Specific Aim 2 : Attenuation of the mechanoreceptor-activated sympathoinhibitory afferent renal nerve natriuretic reno-renal reflex occurs in age-dependent hypertension.
Specific Aim 3 : Age-dependent elevations in sympathetic tone increase NCC activity, via a NE-?1-adrenoceptor-gated WNK1-OxSR1 signal transduction pathway, to evoke renal nerve-dependent sodium retention and hypertension. These hypertension focused studies are central to the missions of the NHLBI, which is to promote the prevention and treatment of heart, lung and blood disease, and the NIA, which is to understand the nature of the aging proves and diseases associated with aging to extend healthy years of life.
Specific Aim 1 will establish an age-dependent role of the afferent renal nerves in sodium excretion, sympathetic outflow and blood pressure regulation during acute and chronic challenges to salt and water balance.
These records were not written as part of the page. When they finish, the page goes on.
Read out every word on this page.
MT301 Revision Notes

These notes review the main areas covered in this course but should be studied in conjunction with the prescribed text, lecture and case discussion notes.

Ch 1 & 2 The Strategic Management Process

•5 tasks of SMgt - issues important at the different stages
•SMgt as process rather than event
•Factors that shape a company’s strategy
Specific Aim 2 will establish a central role of an impairment in renal mechanoreceptor activation in the pathophysiology of age-dependent hypertension.
Specific Aim 3 will establish the age-dependent actions of the sympathetic nervous system to regulate the sodium chloride cotransporter, via a novel ?1- adrenoceptor signal transduction pathway. Our innovative research strategy will define a novel age-dependent afferent renal nerve mechanism through which the sympathetic nervous system regulates sodium excretion and blood pressure, and will potentially identify new therapeutic targets and/or personalized treatment paradigms for sympathetically mediated age-dependent hypertension.
The prevalence of hypertension, which is predicted to be the leading global cause of death and disability by 2020, increases with age from <10% of U.S. adults aged 18-39 to >65% of U.S. adults above age 60, and the risk of hypertension-related mortality increases dramatically with age. This project will establish the mechanisms that operate between the sympathetic nervous system and the kidney to regulate long-term sympathetic outflow, sodium homeostasis, and blood pressure in age-dependent hypertension in a model of normal aging, the Sprague Dawley rat. Our research strategy will define an age-dependent afferent renal nerve mechanism through which the sympathetic nervous system regulates sodium excretion and blood pressure, and will potentially identify new therapeutic targets and/or personalized treatment paradigms for age- dependent hypertension.